Dow must have been flattered by the German offer, but he refused to join the Magnesium Trust. He had already shown the world that his company-by trying to make the best product at the lowest price-could often beat the large German cartels. Predatory price-cutting, the standard strategy of the German chemical cartels, failed again and again. By using the strategy, the Germans unintentionally helped the smaller Dow secure capital, capture markets, and deliver low prices for his products around the world.


The Dow logo evolved from the doodles of Herbert Dow in 1918. Dow noticed that his employees used to mark shipping containers with four slashes, forming a diamond shape, and the name “DOW” inscribed within the slashes. Dow himself worked over his scribblings with two other staff members, making minor adjustments. Shortly after, the Dow logo was born. By 1919, the Dow logo was internationally recognizable. The logo today looks basically the same as it did on Herbert Dow’s scratch pad more than 80 years ago.

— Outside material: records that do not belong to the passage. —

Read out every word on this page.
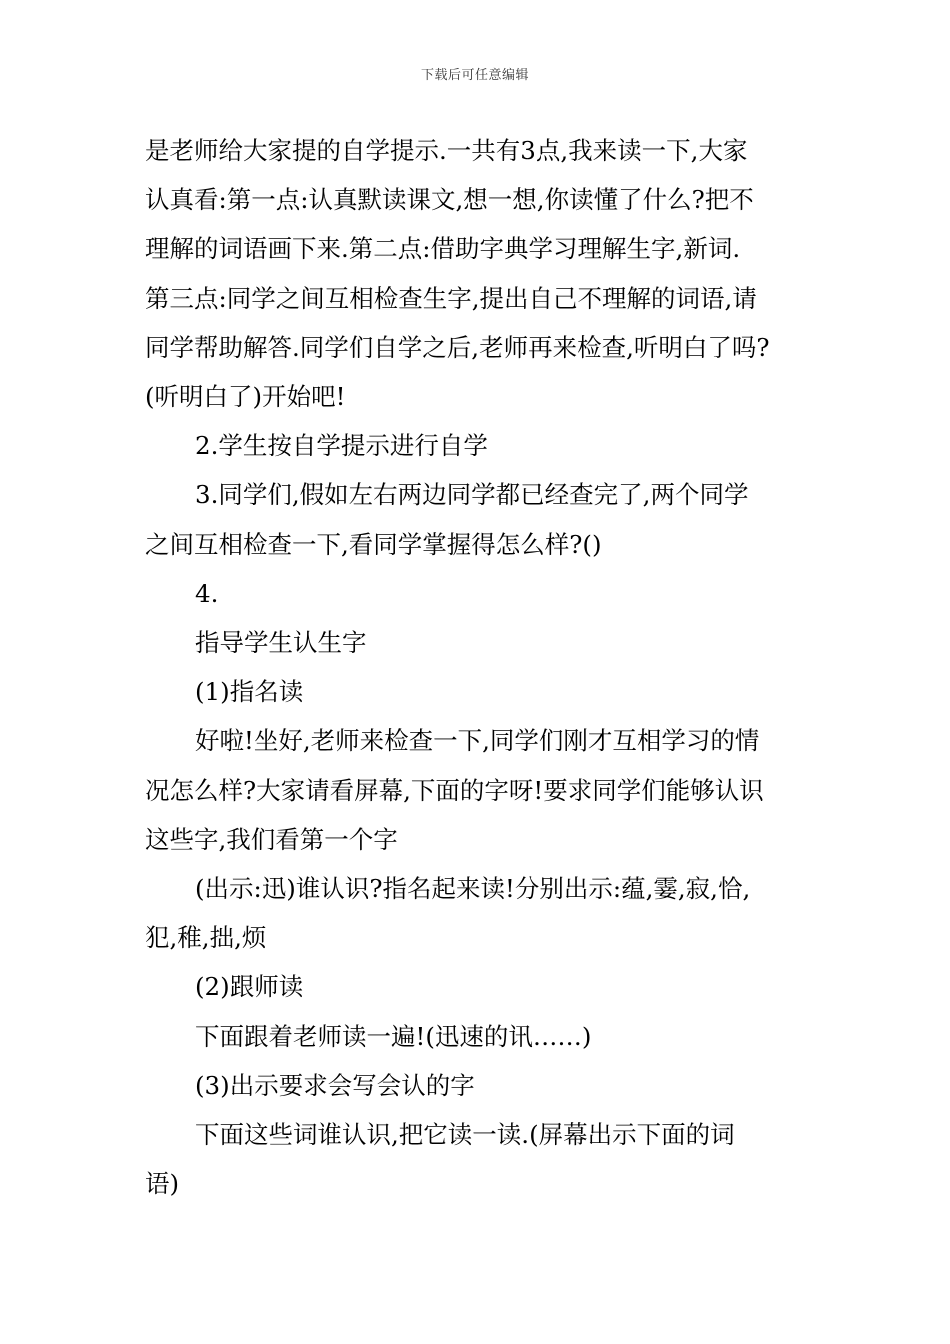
下载后可任意编辑

是老师给大家提的自学提示.一共有3点,我来读一下,大家

认真看:第一点:认真默读课文,想一想,你读懂了什么?把不

理解的词语画下来.第二点:借助字典学习理解生字,新词.

第三点:同学之间互相检查生字,提出自己不理解的词语,请

同学帮助解答.同学们自学之后,老师再来检查,听明白了吗?

(听明白了)开始吧!

2.学生按自学提示进行自学

3.同学们,假如左右两边同学都已经查完了,两个同学

之间互相检查一下,看同学掌握得怎么样?()

4.

指导学生认生字

(1)指名读

好啦!坐好,老师来检查一下,同学们刚才互相学习的情

况怎么样?大家请看屏幕,下面的字呀!要求同学们能够认识

这些字,我们看第一个字

(出示:迅)谁认识?指名起来读!分别出示:蕴,霎,寂,恰,

犯,稚,拙,烦

(2)跟师读

下面跟着老师读一遍!(迅速的讯……)

(3)出示要求会写会认的字

下面这些词谁认识,把它读一读.(屏幕出示下面的词

语)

After the War ended, Dow channeled his research into the automotive industry. With so much magnesium left over from War production, Dow researched what beneficial uses this extremely light metal could have. He decided that if magnesium were used to make replacement automobile pistons, it would give cars more speed, better fuel efficiency, and perhaps a little more zip. In Dow’s newly designed Metallurgical Laboratory, Dowmetal was born. Dowmetal pistons found the most success in racing vehicles, from boats to motorcycles. The 1921 Indianapolis 500 winner used Dowmetal pistons in his vehicle.


Inside a Dow research lab in 1926


Continuing in the automobile industry, Herbert Dow worked with General Motors in 1921 to create a “no-knock” gasoline. What resulted was tetraethyl lead, a fuel additive that had a high bromine content. Due to the enormous amounts of bromine needed to produce tetraethyl lead, Dow’s colleagues wondered where he could get such huge quantities of brine from which to extract bromine. To Dow, the answer was obvious—the ocean.


Perkin Medal


The extraction of bromine from seawater would be Herbert Dow’s last significant undertaking. He died from cirrhosis of the liver in October 1930, just seven months after receiving the Perkin Medal “in recognition of his achievements in the production of bromine, alkalies, magnesium and its salts and alloys, and phenols, and for other developments in industrial chemistry resulting from the activities of his company.” Herbert Dow was buried in Midland Cemetery, Michigan, U.S.A.


Willard H. Dow, who took over the Dow Chemical Company after his father’s death, completed his father’s project of extracting bromine from ocean water. The first plant built to extract bromine from seawater opened on the North Carolina coast in 1934. By World War II, Dow plants on the Gulf Coast were in a position to supply magnesium for firebombs and to make lightweight parts for airplanes.


Today, The Dow Chemical Company is the fifth largest chemical company in the world, employing 43,000 people. With 114 manufacturing sites in 33 countries and sales in 164 countries, Dow manufactures and sells more than 2000 chemicals and plastics products around the globe.